A distinção é importante. Se as mortes forem “apenas” overdoses de drogas, podem ser atribuídas a alguns distribuidores e empresas farmacêuticas pouco regulamentados e sem escrúpulos. Não há nada de fundamentalmente errado na sociedade e, certamente, nenhum sinal de uma falha profunda na maneira como o capitalismo americano contemporâneo está a funcionar. O desespero, por outro lado, é uma doença da classe trabalhadora americana – pessoas sem licenciatura – cujas oportunidades de emprego, casamentos e instituições sociais e económicas enfraqueceram nos últimos cinquenta anos. A história da epidemia de drogas é uma das poucas maçãs podres. A história do desespero é a de uma sociedade que não está a servir uma grande parcela da sua população, remetendo-a efetivamente para cidadãos de segunda classe.

Muitos sinais apontam para uma epidemia de desespero entre os americanos sem curso superior. As medidas para a saúde mental precária aumentam ano após ano para este grupo. Vivenciaram um aumento de dor amplamente documentado – um problema tão grave entre as coortes nascidas posteriormente que os americanos de meia-idade agora relatam mais dores do que os idosos, algo que não acontece na Europa.

As epidemias de drogas não são como pragas de gafanhotos ou terramotos.
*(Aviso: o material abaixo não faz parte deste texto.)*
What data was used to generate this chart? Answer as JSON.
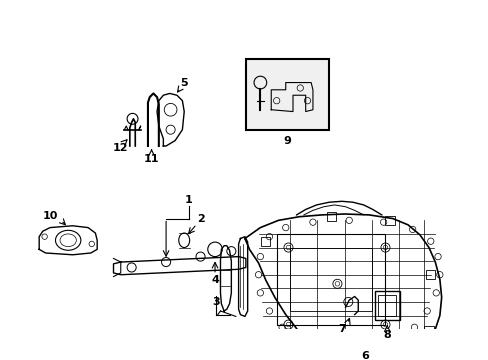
{
  "bg_color": "#ffffff",
  "line_color": "#000000",
  "fig_width": 4.89,
  "fig_height": 3.6,
  "dpi": 100
}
Afligem as sociedades que já estão em apuros. Vejamos o exemplo da China na década de 1840. Nada pode desculpar as depredações dos mercadores de ópio escoceses, William Jardine e James Matheson, nem a decisão do primeiro-ministro britânico, Lord Melbourne, de enviar a marinha para apoiá-los. Mas há poucas dúvidas de que a desintegração avançada do Império Qing foi uma pré-condição para a epidemia de opióides que se seguiu.

No caso dos Estados Unidos, a epidemia anterior de opiáceos mais importante ocorreu durante e após a Guerra Civil. E numa escala menor, houve um uso generalizado de ópio e heroína por parte das tropas americanas no Vietname. A maioria destas dependências desapareceu quando os soldados regressaram do seu tédio, a meio mundo de distância, para seguirem com uma vida com significado e com forte apoio em casa. O facto de o atual surto de mortes por drogas estar concentrado quase inteiramente entre aqueles que não têm um curso superior diz-nos que, tal como na China do século XIX, o desespero e a desintegração eram pré-condições que davam aos traficantes a âncora de que precisavam. (E se a família Sackler conseguir manter 4 mil milhões de dólares dos seus ganhos ilícitos com a fabricação de OxyContin, e se ninguém for para a cadeia, certamente haverá um episódio repetido).

Talvez o mais revelador de tudo seja o que aconteceu com as taxas de suicídio. Se, por um lado, o sociólogo francês fin de siècle, Émile Durkheim, pensava que as pessoas instruídas eram mais propensas a suicidarem-se, por outro lado, as taxas de suicídio nos Estados Unidos hoje são mais altas entre aqueles sem curso superior.

Em contraste, as taxas mundiais de suicídio têm vindo a descer nas últimas duas décadas, inclusive na União Europeia e noutros países de elevado rendimento. Até o Japão e a Finlândia, países ricos há muito atormentados pelo suicídio, têm agora índices mais baixos do que os EUA. Também houve descidas particularmente acentuadas na Rússia – com taxas reduzidas para metade, desde 2000 – e noutros países da ex-União Soviética. Embora a Rússia ainda tenha uma taxa de suicídio mais alta do que os EUA, os EUA começam a assemelhar-se a antigos focos de suicídio.

As taxas crescentes de suicídio dificilmente são marcas de uma democracia capitalista florescente. Não há nada de errado com o capitalismo, em princípio, mas há muito de errado com a versão que prevalece atualmente nos Estados Unidos.